In its flailing response to the Covid crisis, the German government appears to have finally given up on federalism. Angela Merkel's latest idea is to introduce nationwide ‘emergency brake’ measures to combat rising case numbers, replacing a patchwork system across the 16 federal states. But will it help bring Germany's third wave under control?
Legal changes to grant the federal government unprecedented power to enforce coronavirus regulations in all states have been backed by ministers. The final obstacle for the German Infection Protection Act is parliament. If Merkel's plan is approved, it will mark a big change in the way Germany is governed. It will also make it clear that Merkel is increasingly desperate for answers.

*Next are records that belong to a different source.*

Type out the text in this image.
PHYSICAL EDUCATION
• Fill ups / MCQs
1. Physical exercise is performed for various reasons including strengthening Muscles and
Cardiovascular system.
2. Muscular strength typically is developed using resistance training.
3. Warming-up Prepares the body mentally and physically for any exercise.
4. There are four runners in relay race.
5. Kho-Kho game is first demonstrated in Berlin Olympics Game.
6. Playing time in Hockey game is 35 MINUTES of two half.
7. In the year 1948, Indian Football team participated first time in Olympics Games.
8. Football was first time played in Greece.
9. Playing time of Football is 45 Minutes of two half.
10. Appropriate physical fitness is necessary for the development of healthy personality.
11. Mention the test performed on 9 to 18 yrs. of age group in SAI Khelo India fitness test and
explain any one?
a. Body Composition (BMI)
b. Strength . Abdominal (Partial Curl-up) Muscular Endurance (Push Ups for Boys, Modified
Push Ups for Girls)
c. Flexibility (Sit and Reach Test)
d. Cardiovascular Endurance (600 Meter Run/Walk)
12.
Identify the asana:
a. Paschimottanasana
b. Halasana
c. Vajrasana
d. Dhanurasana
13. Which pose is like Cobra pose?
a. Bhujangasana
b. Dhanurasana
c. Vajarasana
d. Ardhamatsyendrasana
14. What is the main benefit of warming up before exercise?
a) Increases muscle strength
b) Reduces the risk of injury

Merkel's federal 'emergency brake’ would mean that any region in any state with a high incidence of Covid-19 cases would be legally required to implement a uniform set of rules. This could involve night-time curfews and limits on private gatherings in regions where there are more than 100 new infections per 100,000 residents, a figure already exceeded in most of Germany. Schools will have to return to distance learning if the virus incidence rises above 200 per 100,000, a limit already exceeded in Saxony and Thuringia.
Merkel is clearly deeply troubled by what it unfolding on her watch. ‘The situation is serious and we also have to take it seriously,’ Germany's chancellor said last night, arguing that the existing system of regulations decided between the federal government and states is not enough to stop the third wave.
At the weekend, the Robert Koch Institute (RKI) for disease control reported more than 17,800 new infections and 104 deaths in a single day. It marks a big rise from a week before, when the RKI registered nearly 12,200 daily cases and 68 deaths. Intensive care units are filling up. And yet only around 15 per cent of Germans have so far received a single dose of their Covid vaccines.
Perhaps as a result of these alarming numbers, Merkel appeared more resolute than usual when she announced the intentions of her government. The elimination of certain rights of the federal states comes from a point of desperation. Aside from the woeful Covid statistics, the approval ratings of Merkel’s Christian Democrats are at a historic low.
But could this rather drastic approach backfire? Georg Maier, interior minister in the eastern state of Thuringia, expressed concerns about imposing curfews, saying it would be hard for police to enforce them in the entire region.
‘Especially here in eastern Germany, this is a very sensitive topic,’ Maier told local newspapers, adding that curfews only work if they are accepted by the majority of the population. Opponents of the lockdown have held demonstrations across Germany, but particularly in the former east, which is more supportive of the far-right Alternative for Germany (AfD) party. This latest announcement is likely to swell support for the AfD.
Despite this, Merkel knows she can ill afford another u-turn to follow on from her decision to retract an announcement about an Easter lockdown. To save face, she needs to follow through with her Covid plan, even if that means implementing an unpopular and politically toxic strategy.